Santa Rosa, Calif. — In response to rising concern around student mental health, Redwood Credit Union (RCU) has produced four free videos to help children, youth, and their support networks identify and successfully manage their emotions in times of high stress. RCU partnered with social/emotional learning expert and author of Confident Parents, Confident Kids Jennifer Miller, M.Ed, and NAMI Sonoma County to produce the series. The videos are now available to the community on the credit union’s website here.
“Parents, educators, mental health professionals, and emergency departments are witnessing an unprecedented increase in depression, anxiety, and behavioral issues in our youth,” said Mary-Frances Walsh, executive director of NAMI, Sonoma County. “Young people are grappling with social isolation, stress, and the loss of normalcy brought on by the pandemic. Watching these videos as a family is an easy way to start the conversation about learning to manage feelings.”

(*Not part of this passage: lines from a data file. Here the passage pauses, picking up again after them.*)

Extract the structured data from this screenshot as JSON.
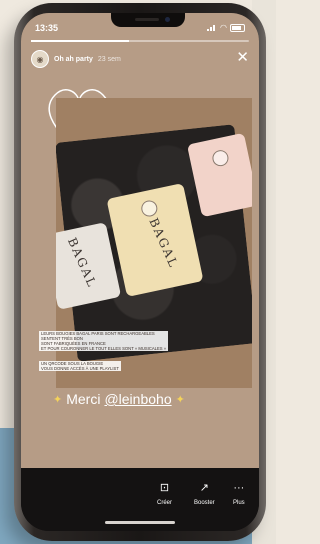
{
  "status": {
    "time": "13:35"
  },
  "story": {
    "account_name": "Oh ah party",
    "time_ago": "23 sem",
    "tagged_account": "leinboho",
    "progress_fraction": 0.45
  },
  "caption_lines": [
    "LEURS BOUGIES BAGAL PARIS SONT RECHARGEABLES",
    "SENTENT TRÈS BON",
    "SONT FABRIQUÉES EN FRANCE",
    "ET POUR COURONNER LE TOUT ELLES SONT « MUSICALES »",
    "UN QRCODE SOUS LA BOUGIE",
    "VOUS DONNE ACCÈS À UNE PLAYLIST"
  ],
  "candle_brand": "BAGAL",
  "thanks": {
    "text": "Merci",
    "mention": "@leinboho"
  },
  "actions": [
    {
      "icon": "create-icon",
      "label": "Créer",
      "glyph": "⊡"
    },
    {
      "icon": "boost-icon",
      "label": "Booster",
      "glyph": "↗"
    },
    {
      "icon": "more-icon",
      "label": "Plus",
      "glyph": "···"
    }
  ],
  "colors": {
    "accent_sparkle": "#f5d35a",
    "bar": "#141212"
  }
}
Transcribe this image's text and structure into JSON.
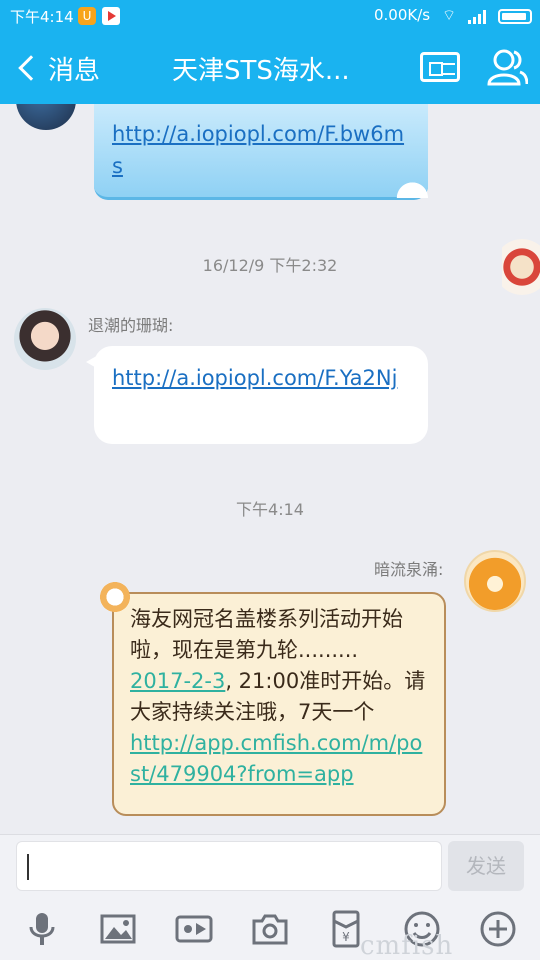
{
  "status_bar": {
    "time": "下午4:14",
    "net_speed": "0.00K/s"
  },
  "header": {
    "back_label": "消息",
    "title": "天津STS海水..."
  },
  "messages": [
    {
      "type": "link_bubble",
      "link": "http://a.iopiopl.com/F.bw6ms"
    },
    {
      "type": "timestamp",
      "text": "16/12/9 下午2:32"
    },
    {
      "type": "text",
      "sender": "退潮的珊瑚:",
      "link": "http://a.iopiopl.com/F.Ya2Nj"
    },
    {
      "type": "timestamp",
      "text": "下午4:14"
    },
    {
      "type": "card",
      "sender": "暗流泉涌:",
      "line1": "海友网冠名盖楼系列活动开始啦，现在是第九轮.........",
      "date_link": "2017-2-3",
      "line2": ", 21:00准时开始。请大家持续关注哦，7天一个",
      "post_link": "http://app.cmfish.com/m/post/479904?from=app"
    }
  ],
  "input": {
    "placeholder": "",
    "send_label": "发送"
  },
  "toolbar": {
    "icons": [
      "mic-icon",
      "image-icon",
      "video-call-icon",
      "camera-icon",
      "red-packet-icon",
      "emoji-icon",
      "plus-icon"
    ]
  },
  "watermark": "cmfish"
}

Each video is tailored to a specific age group: 1) kindergarten through second grade, 2) grades three through five, 3) grades six through eight, and 4) high-school-aged teens. Spanish language subtitles are available for all videos.
“Redwood Credit Union cares about its communities and recognizes that families are dealing with significant daily challenges,” says Brett Martinez, RCU President & CEO. “We believe we all play a role in educating kids and helping them become more confident. We saw this as a way RCU could help.”
In addition to sharing the videos with their 378,000 members, RCU has partnered with local school districts who will distribute the videos to the families of their students.
“Sonoma County has been through multiple catastrophic events: fires, floods, mass evacuations, and Redwood Credit Union has always been there,” said Steve Herrington, Sonoma County superintendent of schools. “I encourage every family to watch these videos, and to discuss them openly with your children.”
Many children’s social, emotional, and mental well-being has been impacted by the pandemic. As the Centers for Disease Control points out, “trauma faced at this developmental stage can continue to affect children across their lifespan.” Identifying the emotions they’re feeling helps kids and families respond positively, even in the toughest moments.